В одной из стен комнаты были прорезаны три щелевидных окошка, выходившие на двор на высоте третьего этажа. Посредине стоял покрытый сукном стол с бумагами; в углу – с полсотни всяких икон и образков и сзади небольшая изразцовая печка. Сравнительно скромное убранство довершалось красующимся на подставке золотым кубком, первым подарком Ивана Грозного, и развешенным на стене дорогим оружием – саблями, заряженными пищалями и пистолетами, возле которых и находилось царское кресло.
Едва хозяин успел сюда войти, как явившийся окольничий доложил о прибытии гонца с грамотой от боярина Басманова из войска.
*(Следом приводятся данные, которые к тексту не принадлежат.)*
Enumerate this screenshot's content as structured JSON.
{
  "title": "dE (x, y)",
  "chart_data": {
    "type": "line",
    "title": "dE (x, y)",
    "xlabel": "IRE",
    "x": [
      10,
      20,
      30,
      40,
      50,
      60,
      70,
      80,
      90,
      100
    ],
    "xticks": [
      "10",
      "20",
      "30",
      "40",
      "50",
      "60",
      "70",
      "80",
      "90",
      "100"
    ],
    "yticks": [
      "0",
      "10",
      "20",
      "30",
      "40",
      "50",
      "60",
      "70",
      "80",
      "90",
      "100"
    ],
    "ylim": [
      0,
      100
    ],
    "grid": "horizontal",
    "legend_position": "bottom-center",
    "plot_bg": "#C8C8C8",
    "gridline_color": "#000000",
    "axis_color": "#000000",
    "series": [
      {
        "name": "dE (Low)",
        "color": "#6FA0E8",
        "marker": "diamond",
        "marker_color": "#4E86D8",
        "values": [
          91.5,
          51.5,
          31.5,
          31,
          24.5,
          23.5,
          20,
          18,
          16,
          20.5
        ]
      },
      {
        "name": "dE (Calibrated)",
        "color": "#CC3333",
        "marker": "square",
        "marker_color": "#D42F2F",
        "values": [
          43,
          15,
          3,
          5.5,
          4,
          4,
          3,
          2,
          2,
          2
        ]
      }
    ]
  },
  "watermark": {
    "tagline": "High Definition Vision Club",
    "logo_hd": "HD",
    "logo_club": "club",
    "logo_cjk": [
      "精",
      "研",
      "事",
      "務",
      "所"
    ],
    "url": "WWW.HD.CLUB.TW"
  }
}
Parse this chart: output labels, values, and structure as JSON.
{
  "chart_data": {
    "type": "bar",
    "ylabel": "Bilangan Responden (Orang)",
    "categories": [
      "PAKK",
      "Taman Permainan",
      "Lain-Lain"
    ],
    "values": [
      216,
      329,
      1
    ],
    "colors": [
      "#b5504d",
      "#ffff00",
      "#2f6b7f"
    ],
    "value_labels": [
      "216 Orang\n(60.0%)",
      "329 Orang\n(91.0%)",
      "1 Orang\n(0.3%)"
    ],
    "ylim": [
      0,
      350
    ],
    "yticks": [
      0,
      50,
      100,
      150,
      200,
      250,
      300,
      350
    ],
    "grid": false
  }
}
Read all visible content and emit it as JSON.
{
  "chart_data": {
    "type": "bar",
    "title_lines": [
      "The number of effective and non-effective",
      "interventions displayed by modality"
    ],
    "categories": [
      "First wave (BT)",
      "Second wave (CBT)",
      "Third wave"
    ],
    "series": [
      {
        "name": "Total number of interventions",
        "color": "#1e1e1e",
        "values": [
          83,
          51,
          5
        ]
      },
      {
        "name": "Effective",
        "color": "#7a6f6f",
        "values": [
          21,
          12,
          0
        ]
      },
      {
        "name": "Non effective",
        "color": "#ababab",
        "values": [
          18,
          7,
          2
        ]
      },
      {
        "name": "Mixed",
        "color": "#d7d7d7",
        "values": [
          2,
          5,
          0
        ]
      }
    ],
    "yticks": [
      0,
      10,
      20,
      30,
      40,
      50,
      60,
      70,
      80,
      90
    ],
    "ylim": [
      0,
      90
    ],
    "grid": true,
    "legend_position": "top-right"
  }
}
Царь приказал немедленно его впустить. Вошел одетый по-дорожному, запылённый человек и, поклонившись земно, подал бумагу с болтающейся на шнурке большой восковой печатью.
– От Басманова? – заволновался Борис. – И давно ожидаешь? Ведь наказывал яз послов немедля ко мне водить! Хотя бы и ночью! Читай скорее, Семён Никитич! Садись вот здеся, ближе. Свечей сюда! Гонца не держу. Ох, что он там пишет?! Даже сердце заходило! Помоги, Владычица! – Он нервно перекрестился.